# Any place I can get chicks before Christmas



## mbrock (Sep 17, 2014)

I had a misunderstanding with the a hatchery( not there fault). My son wants some special chicks for Christmas 
Mottled Ancona
Golden Laced Wyandotte
Speckled Sussex 
Appenzeller Spizhauben
Salmon Faverolee
Anyone know where I could get some shipped. Even if it's only part of them


----------



## robin416 (Sep 8, 2013)

Highly unlikely. None of the hatcheries are going to start incubating until closer to Spring.

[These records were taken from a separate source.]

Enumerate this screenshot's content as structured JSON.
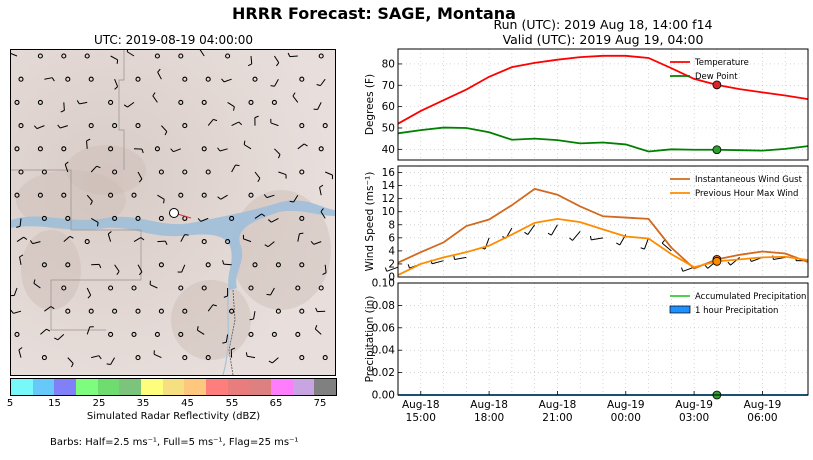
{
  "title": "HRRR Forecast: SAGE, Montana",
  "map": {
    "title": "UTC: 2019-08-19 04:00:00",
    "colorbar": {
      "label": "Simulated Radar Reflectivity (dBZ)",
      "ticks": [
        "5",
        "15",
        "25",
        "35",
        "45",
        "55",
        "65",
        "75"
      ],
      "colors": [
        "#77f9f9",
        "#66c9f9",
        "#8080f8",
        "#7dfc7d",
        "#6fdc6f",
        "#7cc47c",
        "#fefe7c",
        "#f5df80",
        "#fdc77d",
        "#fe7d7d",
        "#e97d7d",
        "#df8080",
        "#fd7dfd",
        "#c9a4e3",
        "#808080"
      ]
    },
    "barbs_note": "Barbs: Half=2.5 ms⁻¹, Full=5 ms⁻¹, Flag=25 ms⁻¹"
  },
  "run_title": {
    "line1": "Run (UTC): 2019 Aug 18, 14:00 f14",
    "line2": "Valid (UTC): 2019 Aug 19, 04:00"
  },
  "colors": {
    "temperature": "#ff0000",
    "dewpoint": "#008000",
    "gust": "#d2691e",
    "maxwind": "#ff8c00",
    "accum_precip": "#33cc33",
    "hour_precip": "#1e90ff",
    "marker_temp": "#d62728",
    "marker_green": "#2ca02c"
  },
  "chart_data": [
    {
      "type": "line",
      "ylabel": "Degrees (F)",
      "ylim": [
        35,
        87
      ],
      "yticks": [
        40,
        50,
        60,
        70,
        80
      ],
      "x": [
        "Aug18 14:00",
        "15:00",
        "16:00",
        "17:00",
        "18:00",
        "19:00",
        "20:00",
        "21:00",
        "22:00",
        "23:00",
        "Aug19 00:00",
        "01:00",
        "02:00",
        "03:00",
        "04:00",
        "05:00",
        "06:00",
        "07:00",
        "08:00"
      ],
      "series": [
        {
          "name": "Temperature",
          "values": [
            52,
            58,
            63,
            68,
            74,
            78.5,
            80.5,
            82,
            83.2,
            83.8,
            83.8,
            82.8,
            78,
            73,
            70.2,
            68.2,
            66.7,
            65.2,
            63.5
          ]
        },
        {
          "name": "Dew Point",
          "values": [
            47.5,
            49,
            50.2,
            50,
            48,
            44.5,
            45,
            44.3,
            42.8,
            43.2,
            42.3,
            39,
            40,
            39.8,
            39.8,
            39.6,
            39.4,
            40.2,
            41.5
          ]
        }
      ],
      "current_valid": "Aug19 04:00",
      "markers": {
        "temperature": 70.2,
        "dewpoint": 39.8
      },
      "legend": "top-right",
      "grid": true
    },
    {
      "type": "line",
      "ylabel": "Wind Speed (ms⁻¹)",
      "ylim": [
        0,
        17
      ],
      "yticks": [
        0,
        2,
        4,
        6,
        8,
        10,
        12,
        14,
        16
      ],
      "x": [
        "Aug18 14:00",
        "15:00",
        "16:00",
        "17:00",
        "18:00",
        "19:00",
        "20:00",
        "21:00",
        "22:00",
        "23:00",
        "Aug19 00:00",
        "01:00",
        "02:00",
        "03:00",
        "04:00",
        "05:00",
        "06:00",
        "07:00",
        "08:00"
      ],
      "series": [
        {
          "name": "Instantaneous Wind Gust",
          "values": [
            2.2,
            3.8,
            5.3,
            7.8,
            8.8,
            11,
            13.5,
            12.6,
            10.8,
            9.3,
            9.1,
            8.9,
            4.5,
            1.3,
            2.7,
            3.4,
            3.9,
            3.6,
            2.3
          ]
        },
        {
          "name": "Previous Hour Max Wind",
          "values": [
            0.3,
            2,
            3,
            3.8,
            4.8,
            6.5,
            8.3,
            8.9,
            8.4,
            7.3,
            6.2,
            5.9,
            3.5,
            1.5,
            2.4,
            2.7,
            3,
            3.1,
            2.6
          ]
        }
      ],
      "wind_barbs": [
        {
          "speed": 1.5,
          "dir": 250
        },
        {
          "speed": 2,
          "dir": 250
        },
        {
          "speed": 2.5,
          "dir": 255
        },
        {
          "speed": 3,
          "dir": 260
        },
        {
          "speed": 6,
          "dir": 200
        },
        {
          "speed": 7.5,
          "dir": 210
        },
        {
          "speed": 8,
          "dir": 215
        },
        {
          "speed": 8,
          "dir": 210
        },
        {
          "speed": 7,
          "dir": 220
        },
        {
          "speed": 6,
          "dir": 260
        },
        {
          "speed": 6.5,
          "dir": 210
        },
        {
          "speed": 6,
          "dir": 200
        },
        {
          "speed": 4,
          "dir": 310
        },
        {
          "speed": 1.5,
          "dir": 250
        },
        {
          "speed": 2.5,
          "dir": 230
        },
        {
          "speed": 3,
          "dir": 230
        },
        {
          "speed": 3,
          "dir": 250
        },
        {
          "speed": 3,
          "dir": 260
        },
        {
          "speed": 2.5,
          "dir": 270
        }
      ],
      "markers": {
        "gust": 2.7,
        "maxwind": 2.4
      },
      "legend": "top-right",
      "grid": true
    },
    {
      "type": "line",
      "ylabel": "Precipitation (in)",
      "ylim": [
        0,
        0.1
      ],
      "yticks": [
        "0.00",
        "0.02",
        "0.04",
        "0.06",
        "0.08",
        "0.10"
      ],
      "x": [
        "Aug18 14:00",
        "15:00",
        "16:00",
        "17:00",
        "18:00",
        "19:00",
        "20:00",
        "21:00",
        "22:00",
        "23:00",
        "Aug19 00:00",
        "01:00",
        "02:00",
        "03:00",
        "04:00",
        "05:00",
        "06:00",
        "07:00",
        "08:00"
      ],
      "series": [
        {
          "name": "Accumulated Precipitation",
          "values": [
            0,
            0,
            0,
            0,
            0,
            0,
            0,
            0,
            0,
            0,
            0,
            0,
            0,
            0,
            0,
            0,
            0,
            0,
            0
          ]
        },
        {
          "name": "1 hour Precipitation",
          "values": [
            0,
            0,
            0,
            0,
            0,
            0,
            0,
            0,
            0,
            0,
            0,
            0,
            0,
            0,
            0,
            0,
            0,
            0,
            0
          ]
        }
      ],
      "markers": {
        "accum": 0
      },
      "xtick_labels": [
        {
          "l1": "Aug-18",
          "l2": "15:00"
        },
        {
          "l1": "Aug-18",
          "l2": "18:00"
        },
        {
          "l1": "Aug-18",
          "l2": "21:00"
        },
        {
          "l1": "Aug-19",
          "l2": "00:00"
        },
        {
          "l1": "Aug-19",
          "l2": "03:00"
        },
        {
          "l1": "Aug-19",
          "l2": "06:00"
        }
      ],
      "legend": "top-right",
      "grid": true
    }
  ]
}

Most breeders of specific breeds let their girls take the time off to rest.


----------



## mbrock (Sep 17, 2014)

That's I was thinking. Had to try for him. So far March ship date is about the best I can do.


Mbrock/Sw Fla


----------



## Cowchickfarmer (Sep 10, 2014)

Do you have a local salivary that sells chickens you could probably buy eggs or buy chicks


----------



## mbrock (Sep 17, 2014)

Im having trouble finding much locally. It is hard to find a sinlgle hatchery that has all 4, I have a friend that i have been trying pull our orders together but being in town we can only have 10 hens, i have 4 and she is just staring and only wants 5.


----------



## mbrock (Sep 17, 2014)

Ordered them, they won't be here until March 5. My son seemed to understand. His answer was great time to build a better coop.


----------



## Cowchickfarmer (Sep 10, 2014)

Your son is going to be a great person


----------



## mbrock (Sep 17, 2014)

He hard to make a change or two to get them by March 2. 
1.Mottled Ancona
2.Golden Laced Wyandotte
3.Speckled Sussex 
These he got to keep 
He had to change the Appenzeller Spizhauben and salmon Faverole.
Had changed to 
1. Silver Laced Polish( has a home ready if she does no fit in.
2. Bernevelder(she looked cool)
3 and a second speckled sussex


----------



## Elgallo (Dec 10, 2014)

I am looking for some Delaware chicks or very young hens....anybody Know of any in the Central Texas area?


----------



## Jim (Sep 26, 2012)

Are you near bastrop? If so, H and H may have some.


Jim


----------



## Elgallo (Dec 10, 2014)

Thanks Jim I will try H & H.....I am in Wimberley between Austin & San Antonio


----------



## Jim (Sep 26, 2012)

Well, they aren't far from YA then. 


Jim


----------